November 17th, 2008 at 3:01 pm
Please make it clear that it is “Ted” Nordhaus and not Bill Nordhaus that is taking this position.
Unless you get the prices right, capital will not flow to clean energy investments. The problem is less that we don’t have the technology–than the fact that consumers and businesses have pretty strong incentives to continue to use the atmosphere as a zero-price dump for as much carbon as they care to emit.
November 18th, 2008 at 11:46 am
Al Gore has bought into the ztocky Mountain Institute thinking about energy without doing a critical evaluation, and his current energy plan will be hugely expensive, and will lead to ltge energy shortages if were ever tobe implimented. Fortunately we will probably recovr our sanity long before the we would begin an unsuccessful attempt to fulfill the Gore plan.
November 18th, 2008 at 3:40 pm
Well the comment in your article that leaves me puzzled is “Should we invest in technologies to reduce coal plant emissions, or will new coal plant construction be taboo in ten years? If we don’t have a sense of what we’re aiming for then it’s difficult to know how best to allocate research dollars.”

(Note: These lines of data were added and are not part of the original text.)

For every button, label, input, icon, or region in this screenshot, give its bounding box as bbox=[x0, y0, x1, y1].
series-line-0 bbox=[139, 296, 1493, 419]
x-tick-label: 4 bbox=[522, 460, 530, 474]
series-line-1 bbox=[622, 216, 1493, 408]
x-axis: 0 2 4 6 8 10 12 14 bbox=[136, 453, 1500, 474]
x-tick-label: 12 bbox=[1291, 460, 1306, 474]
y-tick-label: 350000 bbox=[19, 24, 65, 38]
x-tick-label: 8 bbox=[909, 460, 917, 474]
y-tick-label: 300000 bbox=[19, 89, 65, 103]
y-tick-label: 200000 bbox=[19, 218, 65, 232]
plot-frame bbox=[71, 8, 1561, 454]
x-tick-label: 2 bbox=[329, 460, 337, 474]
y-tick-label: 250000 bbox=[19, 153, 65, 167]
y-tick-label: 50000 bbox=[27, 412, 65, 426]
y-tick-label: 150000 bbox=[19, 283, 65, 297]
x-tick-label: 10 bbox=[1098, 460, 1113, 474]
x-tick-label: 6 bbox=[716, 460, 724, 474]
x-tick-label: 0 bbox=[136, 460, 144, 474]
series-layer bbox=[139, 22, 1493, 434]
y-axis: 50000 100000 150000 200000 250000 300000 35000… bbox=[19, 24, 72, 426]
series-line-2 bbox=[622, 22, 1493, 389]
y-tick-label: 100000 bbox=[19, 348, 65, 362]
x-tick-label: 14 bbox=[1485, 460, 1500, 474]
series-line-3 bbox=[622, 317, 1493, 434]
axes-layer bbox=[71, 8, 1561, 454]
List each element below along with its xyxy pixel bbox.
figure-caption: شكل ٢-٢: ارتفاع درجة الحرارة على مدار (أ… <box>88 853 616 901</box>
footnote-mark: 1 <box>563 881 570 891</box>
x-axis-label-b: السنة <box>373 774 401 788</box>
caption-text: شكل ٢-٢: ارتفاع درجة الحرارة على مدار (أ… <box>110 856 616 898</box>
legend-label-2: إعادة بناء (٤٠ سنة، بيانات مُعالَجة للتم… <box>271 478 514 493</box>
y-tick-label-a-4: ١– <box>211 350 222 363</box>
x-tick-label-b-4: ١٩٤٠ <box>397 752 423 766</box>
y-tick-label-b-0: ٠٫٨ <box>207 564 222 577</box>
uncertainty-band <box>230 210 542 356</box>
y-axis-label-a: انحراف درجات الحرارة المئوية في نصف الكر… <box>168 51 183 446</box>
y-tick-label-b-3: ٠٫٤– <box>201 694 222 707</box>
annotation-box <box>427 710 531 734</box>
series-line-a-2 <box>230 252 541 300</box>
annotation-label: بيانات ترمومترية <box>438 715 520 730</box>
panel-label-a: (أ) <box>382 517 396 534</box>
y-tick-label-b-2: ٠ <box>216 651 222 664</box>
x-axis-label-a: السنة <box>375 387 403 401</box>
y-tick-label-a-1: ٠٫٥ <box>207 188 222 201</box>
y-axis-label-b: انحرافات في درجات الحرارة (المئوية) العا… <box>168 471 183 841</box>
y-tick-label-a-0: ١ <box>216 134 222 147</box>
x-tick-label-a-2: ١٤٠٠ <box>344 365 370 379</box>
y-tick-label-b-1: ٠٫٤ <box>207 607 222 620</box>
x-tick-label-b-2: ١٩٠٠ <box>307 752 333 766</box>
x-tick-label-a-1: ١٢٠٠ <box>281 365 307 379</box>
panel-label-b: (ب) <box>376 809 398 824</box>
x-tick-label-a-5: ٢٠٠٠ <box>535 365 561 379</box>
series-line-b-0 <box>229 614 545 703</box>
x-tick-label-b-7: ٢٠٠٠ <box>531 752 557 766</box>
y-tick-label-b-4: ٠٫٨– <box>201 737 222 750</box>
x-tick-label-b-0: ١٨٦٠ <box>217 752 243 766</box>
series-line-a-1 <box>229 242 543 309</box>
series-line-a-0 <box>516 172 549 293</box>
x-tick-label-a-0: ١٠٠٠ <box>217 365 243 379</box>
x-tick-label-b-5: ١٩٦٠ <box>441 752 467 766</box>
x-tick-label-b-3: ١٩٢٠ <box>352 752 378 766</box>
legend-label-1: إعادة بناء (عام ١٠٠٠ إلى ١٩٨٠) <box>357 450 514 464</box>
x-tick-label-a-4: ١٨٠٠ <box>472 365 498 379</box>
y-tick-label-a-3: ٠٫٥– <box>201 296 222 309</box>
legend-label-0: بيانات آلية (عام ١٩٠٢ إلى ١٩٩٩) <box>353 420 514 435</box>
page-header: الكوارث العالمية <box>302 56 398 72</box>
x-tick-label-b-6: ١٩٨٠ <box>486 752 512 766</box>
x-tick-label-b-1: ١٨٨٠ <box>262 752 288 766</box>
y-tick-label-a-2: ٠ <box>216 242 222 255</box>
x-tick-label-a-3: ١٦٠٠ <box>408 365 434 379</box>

I suggest you do a little research on solar power. We DO know where to invest money - hell, you can look at where venture capital is going right now. Within ten years solar will be efficient enough to meet all our energy needs. The question is are we going to invest in the infrastructure and development to facilitate this or are we going to keep on talking about capping carbon emissions at a huge regulatory cost for an almost inconsequential effect.